Why, you scream? Because of global warming.
Cacao plants, which can only grow under certain conditions with high humidity and plenty of rain, will apparently struggle to survive the increase in temperature that is predicted over the next few decades.
This will lead to a loss in moisture that scientists don’t believe will be fixed by natural rainfall. This has caused officials in chocolate-producing countries like Ghana to choose whether to push cacao production areas into mountainous areas, which would then lead to issues for wildlife.
They will need to either disrupt dying ecosystems, or give up on chocolate. Not only that, but last year it was predicted that a chocolate deficit will occur due to excessive consumption.
Large stockpiles of cocoa are decreasing in number, and our current methods of farming aren’t able to keep up with demand, and these changes in the environment will make it even harder for plants to grow. One expert has said that this could lead to a deficit of 100,000 tonnes of chocolate per year.

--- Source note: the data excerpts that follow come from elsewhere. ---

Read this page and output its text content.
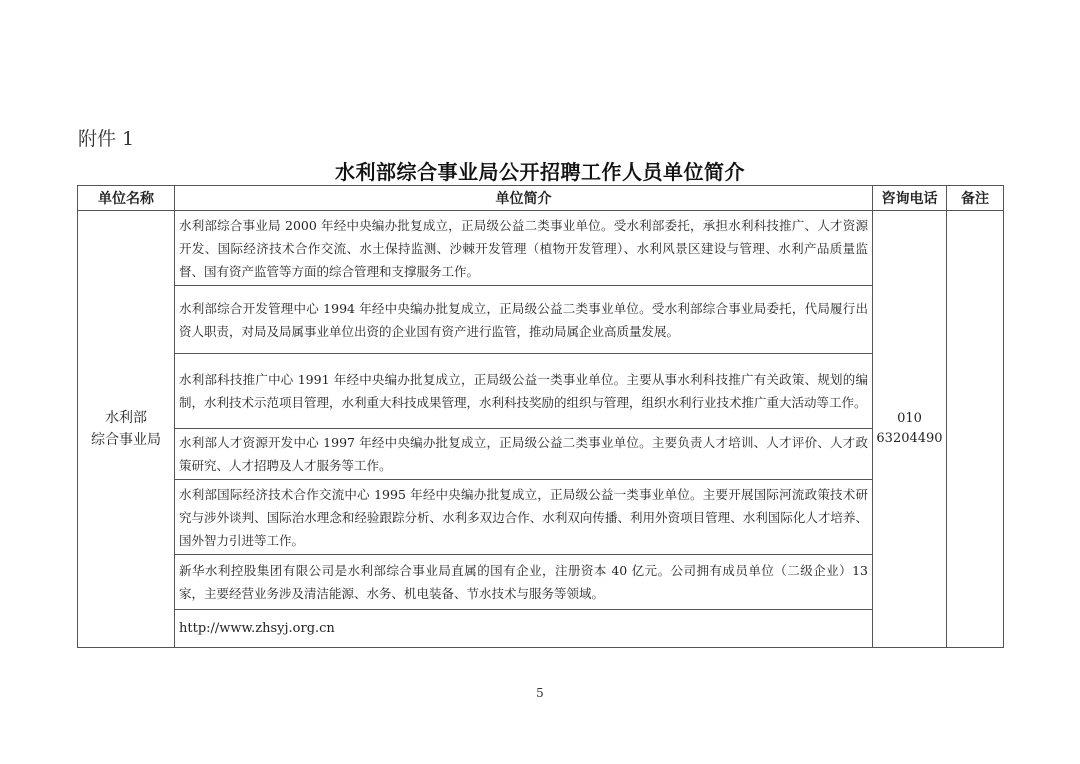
附件 1
水利部综合事业局公开招聘工作人员单位简介
单位名称	单位简介	咨询电话	备注
水利部
综合事业局	水利部综合事业局 2000 年经中央编办批复成立，正局级公益二类事业单位。受水利部委托，承担水利科技推广、人才资源开发、国际经济技术合作交流、水土保持监测、沙棘开发管理（植物开发管理）、水利风景区建设与管理、水利产品质量监督、国有资产监管等方面的综合管理和支撑服务工作。	010
63204490	
	水利部综合开发管理中心 1994 年经中央编办批复成立，正局级公益二类事业单位。受水利部综合事业局委托，代局履行出资人职责，对局及局属事业单位出资的企业国有资产进行监管，推动局属企业高质量发展。		
	水利部科技推广中心 1991 年经中央编办批复成立，正局级公益一类事业单位。主要从事水利科技推广有关政策、规划的编制，水利技术示范项目管理，水利重大科技成果管理，水利科技奖励的组织与管理，组织水利行业技术推广重大活动等工作。		
	水利部人才资源开发中心 1997 年经中央编办批复成立，正局级公益二类事业单位。主要负责人才培训、人才评价、人才政策研究、人才招聘及人才服务等工作。		
	水利部国际经济技术合作交流中心 1995 年经中央编办批复成立，正局级公益一类事业单位。主要开展国际河流政策技术研究与涉外谈判、国际治水理念和经验跟踪分析、水利多双边合作、水利双向传播、利用外资项目管理、水利国际化人才培养、国外智力引进等工作。		
	新华水利控股集团有限公司是水利部综合事业局直属的国有企业，注册资本 40 亿元。公司拥有成员单位（二级企业）13 家，主要经营业务涉及清洁能源、水务、机电装备、节水技术与服务等领域。		
	http://www.zhsyj.org.cn		
5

"Unlike other tree crops that have benefited from the development of modern, high yielding cultivars and crop management techniques to realise their genetic potential, more than 90 per cent of the global cocoa crop is produced by smallholders on subsistence farms with unimproved planting material," Doug Hawkins, from Hardman Agribusiness, told the Mail Online. "All the indicators are that we could be looking at a chocolate deficit of 100,000 tonnes a year in the next few years."
For the time being, chocolate shortages won't be a problem anytime soon, so don't start buying Dairy Milks and Creme Eggs in bulk just yet. Experts are saying that we should at least start buying more fair trade chocolate bars in order to make sure that those who make them are getting properly compensated.